全原子シミュレーションにおいて、天然コンタクトがタンパク質のフォールディングを決定する
以下に書いたものは、論文を基にした私の理解なので、正確性を欠きます。正確な情報を知りたい場合は、下記の論文を参照してください。また、下記の論文の図を参照することで、理解が深まると思います。
Native contacts determine protein folding mechanisms in atomistic simulations (2013)
要約
イントロ
- "principle of minimal frustration":タンパク質のフォールディングエネルギーランダスケープは、ミスフォールドやローカルトラップをさけるようにして、進化上デザインされている。
- Go-model は上記の考え方に基づく。
- 上記の考えはφ値解析などの実験データと整合する。
- 非天然コンタクトの影響はフォールディングに重要でないと考えられるが、その検証は十分に行われていない。
- ノットタンパク質では、非天然コンタクトが重要だと示唆されている。
- Showらの計算はすごいが、一般の計算機ではできない。
- 要約
全原子シミュレーションにおいて、Qは良い反応座標となる
- 全原子におけるQスコアの定義は以下となる。
\( Q(X)=\frac{1}{N}\sum_{(i,j)}\frac{1}{1+exp\left[\beta\left(r_{ij}(X)-\lambda r^0_{ij}\right)\right]}\)
全てのペア数をN。

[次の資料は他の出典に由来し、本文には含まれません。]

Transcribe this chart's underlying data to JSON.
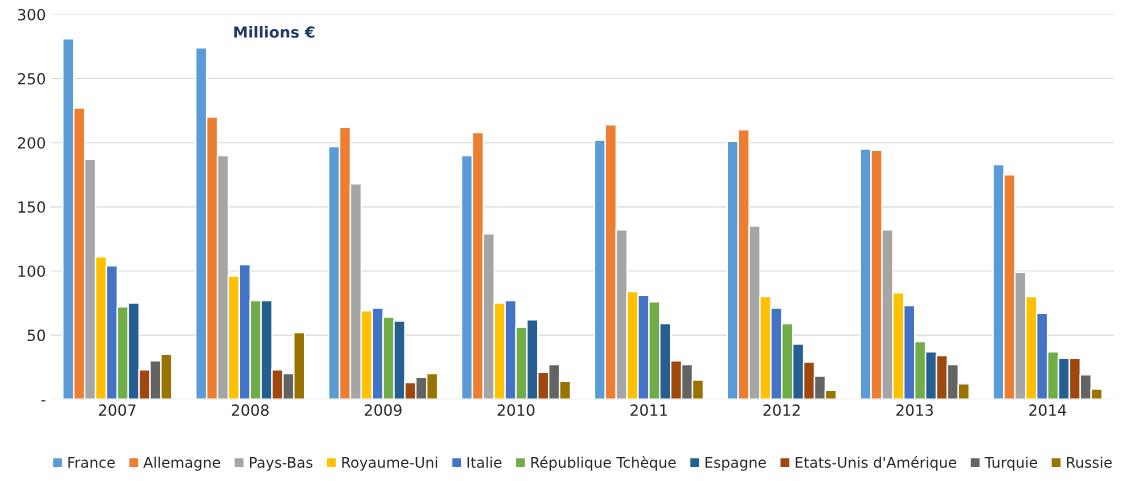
{
  "chart_data": {
    "type": "bar",
    "categories": [
      "2007",
      "2008",
      "2009",
      "2010",
      "2011",
      "2012",
      "2013",
      "2014"
    ],
    "series": [
      {
        "name": "France",
        "color": "#5b9bd5",
        "values": [
          281,
          274,
          197,
          190,
          202,
          201,
          195,
          183
        ]
      },
      {
        "name": "Allemagne",
        "color": "#ed7d31",
        "values": [
          227,
          220,
          212,
          208,
          214,
          210,
          194,
          175
        ]
      },
      {
        "name": "Pays-Bas",
        "color": "#a5a5a5",
        "values": [
          187,
          190,
          168,
          129,
          132,
          135,
          132,
          99
        ]
      },
      {
        "name": "Royaume-Uni",
        "color": "#ffc000",
        "values": [
          111,
          96,
          69,
          75,
          84,
          80,
          83,
          80
        ]
      },
      {
        "name": "Italie",
        "color": "#4472c4",
        "values": [
          104,
          105,
          71,
          77,
          81,
          71,
          73,
          67
        ]
      },
      {
        "name": "République Tchèque",
        "color": "#70ad47",
        "values": [
          72,
          77,
          64,
          56,
          76,
          59,
          45,
          37
        ]
      },
      {
        "name": "Espagne",
        "color": "#255e91",
        "values": [
          75,
          77,
          61,
          62,
          59,
          43,
          37,
          32
        ]
      },
      {
        "name": "Etats-Unis d'Amérique",
        "color": "#9e480e",
        "values": [
          23,
          23,
          13,
          21,
          30,
          29,
          34,
          32
        ]
      },
      {
        "name": "Turquie",
        "color": "#636363",
        "values": [
          30,
          20,
          17,
          27,
          27,
          18,
          27,
          19
        ]
      },
      {
        "name": "Russie",
        "color": "#997300",
        "values": [
          35,
          52,
          20,
          14,
          15,
          7,
          12,
          8
        ]
      }
    ],
    "annotations": [
      "Millions €"
    ],
    "ylim": [
      0,
      300
    ],
    "yticks": [
      {
        "value": 0,
        "label": "-"
      },
      50,
      100,
      150,
      200,
      250,
      300
    ],
    "grid": "y",
    "legend": "bottom"
  }
}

\(r_{ij}(X)\)は構造Xのときのij間の距離。\(\beta\)はスムージングパラメータで\(5Å^{-1}\)。\(\lambda\)は揺らぎを考えたパラメータで、Go modelのとき1.2、All atomのとき1.8となる。ペアijに関して、\(|\theta_i-\theta_j|>3\)となり、iはアミノ酸\(\theta_i\)に属する。jも同様。ij間の距離は4.5Å以下となる。またすべての重原子を考える。